Media Professional Hazem Ghorab, Director-General of ‘Misr 25’ satellite TV channel, reaffirmed that the counter-revolution and individuals ‘harmed’ by the revolution have committed an explicit violation of media honor after the revolution, stressing that some owners of private TV channels were top officials and symbols of Mubarak-era ruling National Democratic Party (now dissolved).

At a conference on media and democratization, at Al-Azhar University, Ghorab said that journalists who used their profession as a weapon against the revolution and against those who participated in the revolution, and were mouthpieces of the Mubarak regime, are now mouthpieces of the counter-revolution, opposing everything pertaining to the real revolution.

Meanwhile, Salah Abdel-Maksoud, Minister of Information, said: "We live now in the Spring of Egyptian media. There is no restriction on opinion or thought, and there is not a single journalist or media worker behind bars. After the revolution, 20 satellite TV channels and 59 newspapers were founded.

"When President Morsi learned that some legal complaints had been filed against certain media workers, he immediately ordered formal withdrawal of those complaints. He also exercised his legislative right and issued his first decision with the power of law to abolish remand in custody for publishing crimes."

The Minister of Information further said, "The people began their march towards freedom of the media by approving a Constitution which allows freedom to found and publish newspapers with simple notification rather than licensing. We have developed a plan to cleanse the laws of any articles that restrict freedoms. The times of government-controlled media are over. State officials are now the servants of the people, not specters of oppression over their heads.

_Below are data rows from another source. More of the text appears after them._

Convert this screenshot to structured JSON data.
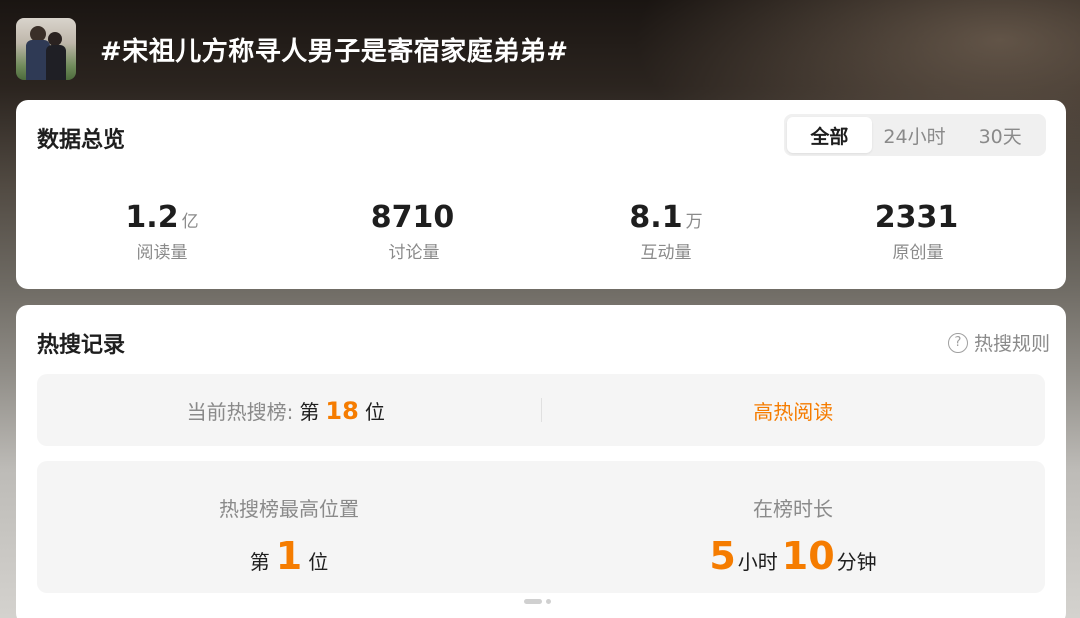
{
  "header": {
    "title": "#宋祖儿方称寻人男子是寄宿家庭弟弟#"
  },
  "overview": {
    "title": "数据总览",
    "tabs": [
      {
        "label": "全部",
        "active": true
      },
      {
        "label": "24小时",
        "active": false
      },
      {
        "label": "30天",
        "active": false
      }
    ],
    "stats": [
      {
        "value": "1.2",
        "unit": "亿",
        "label": "阅读量"
      },
      {
        "value": "8710",
        "unit": "",
        "label": "讨论量"
      },
      {
        "value": "8.1",
        "unit": "万",
        "label": "互动量"
      },
      {
        "value": "2331",
        "unit": "",
        "label": "原创量"
      }
    ]
  },
  "hot_search": {
    "title": "热搜记录",
    "rules_label": "热搜规则",
    "current_rank": {
      "label": "当前热搜榜:",
      "prefix": "第",
      "value": "18",
      "suffix": "位"
    },
    "read_link": "高热阅读",
    "highest": {
      "label": "热搜榜最高位置",
      "prefix": "第",
      "value": "1",
      "suffix": "位"
    },
    "duration": {
      "label": "在榜时长",
      "hours": "5",
      "hours_unit": "小时",
      "minutes": "10",
      "minutes_unit": "分钟"
    }
  },
  "colors": {
    "accent": "#f57c00",
    "text_primary": "#1e1e1e",
    "text_secondary": "#8a8a8a",
    "card_bg": "#ffffff",
    "panel_bg": "#f5f5f5"
  },
  "icons": {
    "help": "question-circle-icon"
  }
}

"We have a plan to abolish all 13 articles that allow imprisonment in publishing offenses, in the Egyptian law since 1934 and until the Mubarak regime ouster."

He continued, saying, "Articles 48 and 49 of the new Constitution, which certain people called into question, in fact provide for complete freedom for the media and the press as well as freedom to establish new satellite TV channels and newspapers. This is a great gain media professionals have been dreaming of and has finally been achieved."